I have a juris doctor degree from one of the so-called T-14 law schools. In 1999, I was accepted, I moved across country, and was fraudulently induced into believing believed for certain all before me was milk and honey. I graduated three years later without a job or much reason to be optimistic: I was a classic middle-of-the-roader in a not-particularly-good economy, with a staggering amount of student loan debt to pay down (and no means to do it). Nevertheless, after several years of depression and struggle, through perseverance and luck (mostly luck) I found gainful employment as a lawyer for a virtually recession-proof federal agency. Luckier still, my work and workplace are more-or-less tolerable — if not enjoyable — and well balanced with the rest of my life. (The downside is that I still pay $1,200 per month to my lender, and will for the foreseeable future.)
With this history in mind, yesterday I read a thoughtful post on Balkinization by Prof. Brian Tamanaha of St. John’s University School of Law. He insists, and I wholeheartedly agree, that law professors are responsible for combating the fraud committed by the vast majority of their employers (i.e., American law schools), i.e., perpetuating the lie myth that a law degree
is somehow a ticket to prosperity in the U.S. (Law schools, especially those among the lower ranks, routinely inflate their graduates’ employment rates and starting salaries as a means of duping would-be applicants, knowing full well that no matter their credit histories, law students will have no problem borrowing enough to cover the massive three-year costs of tuition, fees, books, living expenses, etc.)
At its heart, this scam is the same as those perpetrated by the subprime mortgage brokers. The schools know, just as the brokers knew, their jobs are done once the money changes hands. Just as the subprime mortgage bubble burst, so too will the law school bubble. Who knows who’ll be left holding the bag this time.
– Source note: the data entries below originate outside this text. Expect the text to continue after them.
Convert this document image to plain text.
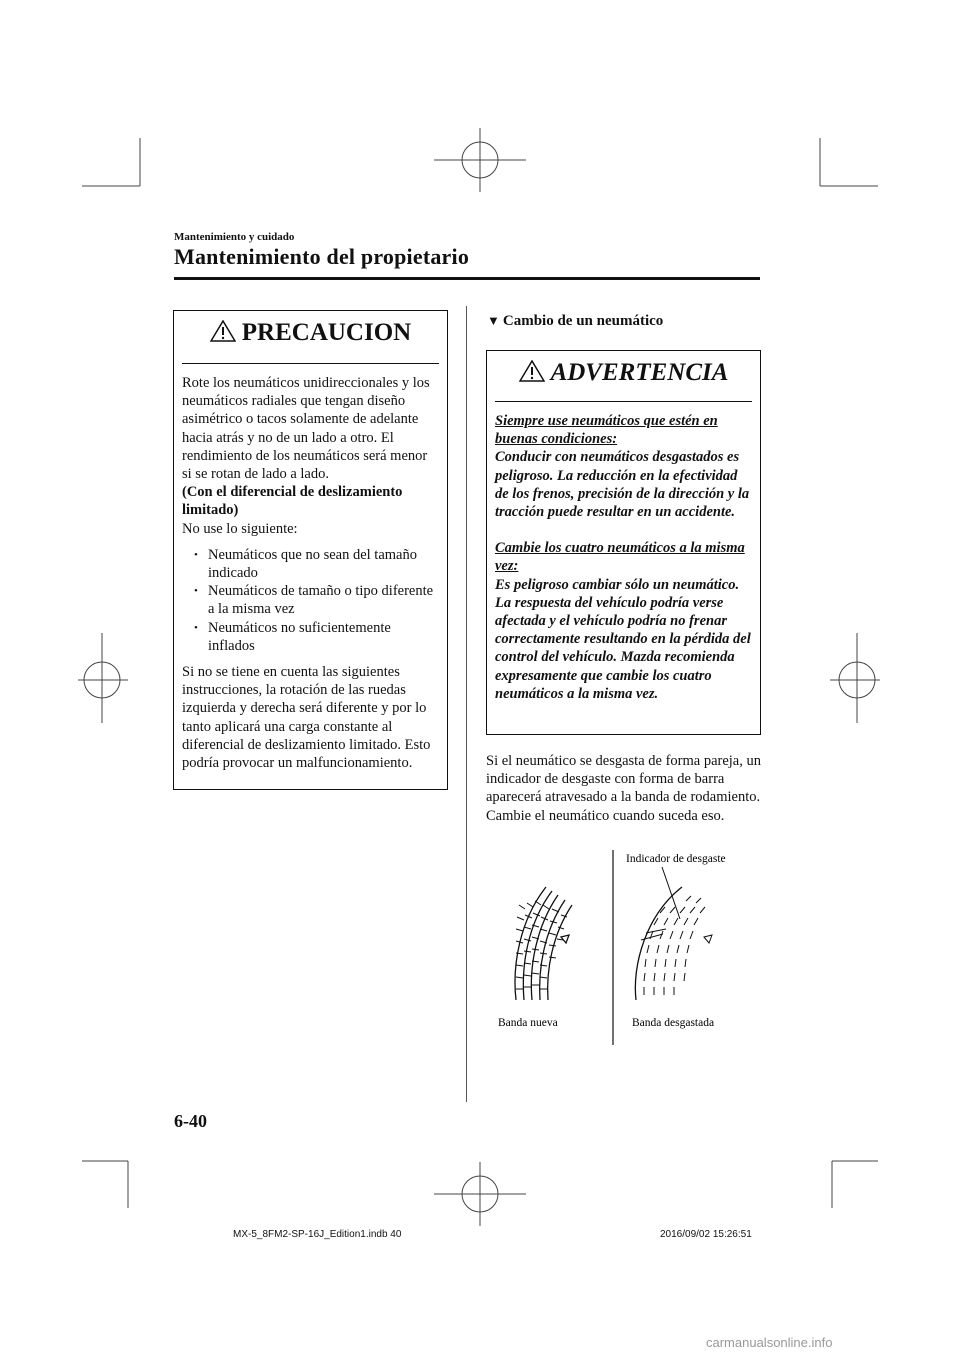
Mantenimiento y cuidado
Mantenimiento del propietario
PRECAUCION
Rote los neumáticos unidireccionales y los neumáticos radiales que tengan diseño asimétrico o tacos solamente de adelante hacia atrás y no de un lado a otro. El rendimiento de los neumáticos será menor si se rotan de lado a lado.
(Con el diferencial de deslizamiento limitado)
No use lo siguiente:
• Neumáticos que no sean del tamaño indicado
• Neumáticos de tamaño o tipo diferente a la misma vez
• Neumáticos no suficientemente inflados
Si no se tiene en cuenta las siguientes instrucciones, la rotación de las ruedas izquierda y derecha será diferente y por lo tanto aplicará una carga constante al diferencial de deslizamiento limitado. Esto podría provocar un malfuncionamiento.
▼ Cambio de un neumático
ADVERTENCIA
Siempre use neumáticos que estén en buenas condiciones:
Conducir con neumáticos desgastados es peligroso. La reducción en la efectividad de los frenos, precisión de la dirección y la tracción puede resultar en un accidente.
Cambie los cuatro neumáticos a la misma vez:
Es peligroso cambiar sólo un neumático. La respuesta del vehículo podría verse afectada y el vehículo podría no frenar correctamente resultando en la pérdida del control del vehículo. Mazda recomienda expresamente que cambie los cuatro neumáticos a la misma vez.
Si el neumático se desgasta de forma pareja, un indicador de desgaste con forma de barra aparecerá atravesado a la banda de rodamiento. Cambie el neumático cuando suceda eso.
Indicador de desgaste
Banda nueva	Banda desgastada
6-40
MX-5_8FM2-SP-16J_Edition1.indb 40	2016/09/02 15:26:51
carmanualsonline.info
Systemic economic risks aside, law professors should combat law school fraud for moral reasons. They recognize the wrong and wield the only power capable of stopping it: their collective conscience. Yet the wrong has generated, and continues to generate each year, thousands of terminally bitter, unemployed, underemployed, and unemployable law school graduates with unpayable six-figurestudent loan debts. Young men and women who actually contemplate emigrating from the U.S. as a means of escaping their hopeless predicament. (If you don’t believe me, read some of the blogs cited by Prof. Tamanaha here, here, and here.)
If they do not act — and act soon — our law professors (with the possible exception of Prof. Tamanaha) will be tagged by history as the moral cowards who stood idle as centuries of American jurisprudence crumbled under the weight of simple greed.